石島 具体的には?
河野 ソフトの話は先ほどしたのでそれ以外で言うと、PS Vitaというハードは最先端の携帯型エンタテインメントシステムとして様々な特長を備えています。といっても、それらはコンテンツの魅力、可能性を最大限に引き出すために存在していて、単なる高スペックを自慢するためのハードではありません。それによって、お客さんに楽しんでもらえる、そんな可能性を秘めたハードだと私は思っています。
その可能性がお客様に直感的に伝わるときに“すごいね”と言っていただけるし、ソフトメーカーさんからも賛同いただける。そのために、頑張らないといけないことがたくさんあると思っています。
河野 たとえば、今は、サービスとアプリケーションとネットワークがどうこうって話ばかりするけど、「スゴイのはこの技術に秘密があるんですよ」って話をしようよと。いくらいい仕事をしても、誰も語ってくれないんだったら、エンジニアもモチベーションが上がらないでしょう。

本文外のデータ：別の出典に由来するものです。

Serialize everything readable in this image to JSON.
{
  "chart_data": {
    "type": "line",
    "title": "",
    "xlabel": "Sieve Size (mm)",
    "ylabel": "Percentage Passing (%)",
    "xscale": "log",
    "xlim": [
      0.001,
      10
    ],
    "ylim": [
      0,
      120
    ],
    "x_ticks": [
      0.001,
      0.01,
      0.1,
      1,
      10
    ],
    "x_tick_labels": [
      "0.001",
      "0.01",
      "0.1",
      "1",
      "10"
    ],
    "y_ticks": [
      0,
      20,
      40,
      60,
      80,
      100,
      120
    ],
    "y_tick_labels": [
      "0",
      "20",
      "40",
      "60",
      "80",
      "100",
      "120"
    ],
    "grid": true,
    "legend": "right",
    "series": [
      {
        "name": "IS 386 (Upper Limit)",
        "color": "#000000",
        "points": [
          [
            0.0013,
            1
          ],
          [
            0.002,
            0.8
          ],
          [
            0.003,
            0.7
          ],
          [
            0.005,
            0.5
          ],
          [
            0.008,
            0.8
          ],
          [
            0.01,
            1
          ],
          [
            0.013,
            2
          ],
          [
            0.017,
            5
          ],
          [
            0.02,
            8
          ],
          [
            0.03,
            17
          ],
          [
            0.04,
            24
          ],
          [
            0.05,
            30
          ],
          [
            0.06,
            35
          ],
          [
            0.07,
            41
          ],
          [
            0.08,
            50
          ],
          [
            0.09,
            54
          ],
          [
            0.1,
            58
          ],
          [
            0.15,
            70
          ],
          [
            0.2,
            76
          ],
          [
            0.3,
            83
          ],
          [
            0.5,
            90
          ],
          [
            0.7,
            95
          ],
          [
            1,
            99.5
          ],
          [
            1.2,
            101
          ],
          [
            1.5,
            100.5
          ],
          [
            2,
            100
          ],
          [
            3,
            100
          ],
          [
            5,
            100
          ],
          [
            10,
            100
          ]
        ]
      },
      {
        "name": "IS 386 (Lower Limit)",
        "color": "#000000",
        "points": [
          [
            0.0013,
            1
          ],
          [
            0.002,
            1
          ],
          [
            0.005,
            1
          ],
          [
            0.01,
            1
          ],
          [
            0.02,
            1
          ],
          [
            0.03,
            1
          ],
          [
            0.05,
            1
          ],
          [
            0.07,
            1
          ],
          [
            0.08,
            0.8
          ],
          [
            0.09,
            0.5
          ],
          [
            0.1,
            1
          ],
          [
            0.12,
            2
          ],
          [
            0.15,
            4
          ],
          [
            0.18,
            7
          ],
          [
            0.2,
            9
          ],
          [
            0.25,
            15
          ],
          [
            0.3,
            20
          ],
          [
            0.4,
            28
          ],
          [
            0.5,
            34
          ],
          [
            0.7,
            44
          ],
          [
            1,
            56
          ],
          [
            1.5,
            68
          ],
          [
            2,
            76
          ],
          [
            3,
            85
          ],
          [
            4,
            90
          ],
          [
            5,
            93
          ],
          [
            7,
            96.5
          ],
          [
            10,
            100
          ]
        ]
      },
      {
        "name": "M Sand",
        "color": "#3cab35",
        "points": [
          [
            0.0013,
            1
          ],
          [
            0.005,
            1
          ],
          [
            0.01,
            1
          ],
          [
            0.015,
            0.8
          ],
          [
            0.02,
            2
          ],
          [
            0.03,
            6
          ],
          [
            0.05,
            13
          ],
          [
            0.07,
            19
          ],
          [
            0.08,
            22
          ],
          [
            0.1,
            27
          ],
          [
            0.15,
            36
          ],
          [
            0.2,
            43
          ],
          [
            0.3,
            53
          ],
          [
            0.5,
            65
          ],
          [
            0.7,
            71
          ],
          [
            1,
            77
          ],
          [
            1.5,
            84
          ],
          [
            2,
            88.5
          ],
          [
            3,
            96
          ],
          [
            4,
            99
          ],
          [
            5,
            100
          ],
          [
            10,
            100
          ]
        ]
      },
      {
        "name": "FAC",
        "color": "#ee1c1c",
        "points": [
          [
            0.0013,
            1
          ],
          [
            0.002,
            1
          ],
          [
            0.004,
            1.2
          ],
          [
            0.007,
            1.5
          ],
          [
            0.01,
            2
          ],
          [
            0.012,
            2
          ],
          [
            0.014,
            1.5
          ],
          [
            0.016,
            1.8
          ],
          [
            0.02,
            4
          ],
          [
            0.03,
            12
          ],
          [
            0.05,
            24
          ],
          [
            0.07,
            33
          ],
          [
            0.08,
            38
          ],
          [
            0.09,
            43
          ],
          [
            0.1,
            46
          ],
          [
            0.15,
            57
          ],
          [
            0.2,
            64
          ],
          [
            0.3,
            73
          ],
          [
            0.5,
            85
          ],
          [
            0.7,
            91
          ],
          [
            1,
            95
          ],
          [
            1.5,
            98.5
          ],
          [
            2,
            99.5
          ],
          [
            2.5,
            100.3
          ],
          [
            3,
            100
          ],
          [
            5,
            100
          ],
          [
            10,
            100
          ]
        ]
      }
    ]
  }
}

ただし注意しなくてはいけないのは、そのスゴさをお客様に伝わる言葉で発信しなくてはいけないこと。社内の事業戦略書類ならいいけど、お客さんには単純な言葉で伝えないと。「キレイ」とか「音がいい」とか「面白い」というような、誰もが分かる言葉でお客様に商品のスゴさを伝えられるようになりたいと思いますね。
あとは、「社員が一番アクセスしやすい社長になる」こと。社員のみんなには「こんなこと社長に言うとマズイだろうなぁ」って心配をさせずに、気軽にメールを出してもらえるようなトップでいたい。
石島 そうはいっても、2社のトップ兼務はなかなかしんどそうな気がします…。
河野 もちろん、楽じゃないです。でも、そういうトップであれば、2社のトップを兼務していても、なんとかやりきれるんじゃないかなって、私は思っているんですけどね。